La musique de l’anglais est éminemment sensible, peut-être simple mais sublimée par la grâce. Bien sûr, on ne pourra que se référer aux influences éternelles inhérentes au genre, Erik Satie en tête, les travaux d’Olan Mill ou de Richard Skelton, pour autant Adrian Lane ne se limite pas à suivre le chemin déjà parcouru par d’autres avant lui. Lekko Sketches fait un peu figure de parenthèse dans sa discographie car ce qui semble stimuler le musicien c’est en général sur ses autres disques une envie d’utiliser de manière moderne des instruments anciens, d’en malaxer la matière pour en forger un son différent. On pourrait citer Branches Never Remember (2016), son troisième disque édité pour le label Preserved Sound pour se faire une idée de la démarche artistique d’Adrian Lane. Il sera alors bien difficile de définir son univers, Folk, électronique, Ambient, Néo-classique, on ne saurait dire. On entendra parfois une voix féminine (Distant Voices Together), quelques chants d’oiseaux (There Are More Birds Around Lately), pourtant on sent un être humain qui vibre à chacune des notes posées. On y percevra quelques réminiscences d’un folklore lointain, une nature qui continue sans nous.
Il y a cette phrase bien connu de Paul Eluard : « Il n’y a pas de hasard , il n’y a que des rendez-vous »
Lekko Sketches semble aussi accompagner cet instant que l’on n’est pas près d’oublier, cette date qui pourrait sembler anodine où l’on est retourné à la rencontre de la mer, d’une forêt, d’un massif montagneux, d’un combe. Cet émerveillement ressenti, cette impression étrange de retrouver un ami perdu de vue, de reprendre une conversation interrompue il y a bien longtemps comme si rien ne s’était passé durant cette absence, comme si d’évidence nous savions qu’il y a des rendez-vous qui ne se manquent pas.

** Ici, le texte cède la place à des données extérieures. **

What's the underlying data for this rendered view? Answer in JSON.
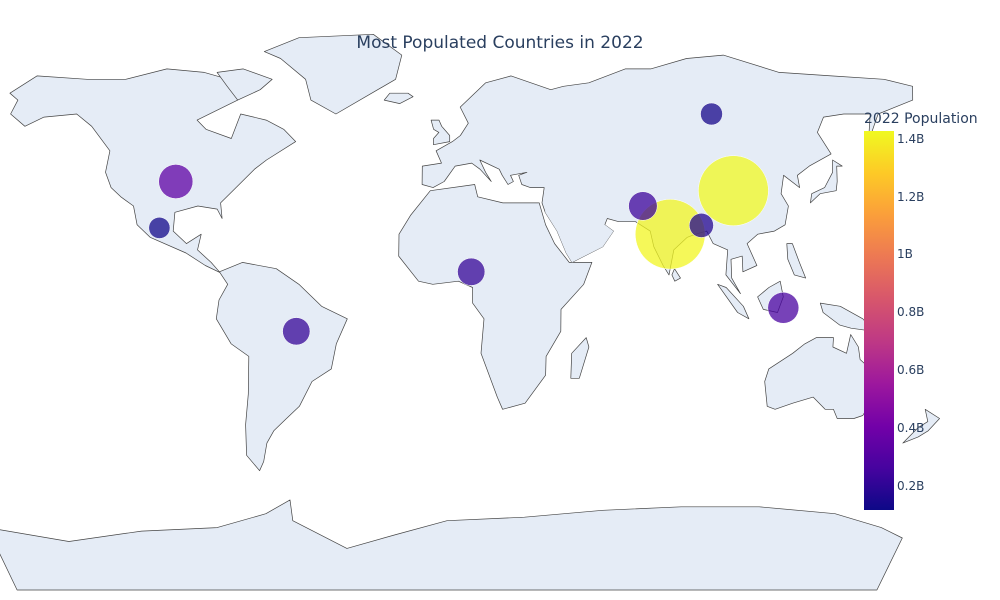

Les paysages sont nos amis les plus fidèles, jamais ils ne nous déçoivent, ils sont toujours là et le seront encore après nous. Peut-être si vous vous laissez porter par le silence, peut-être alors entendrez-vous dans l’anfractuosité de la pierre, derrière le souffle du vent de mer, derrière le craquement de la falaise, la musique fugitive d’Adrian Lane, ce soupçon d’éternité.
Car les notes d’Adrian Lane elles-aussi jamais ne vous trahiront.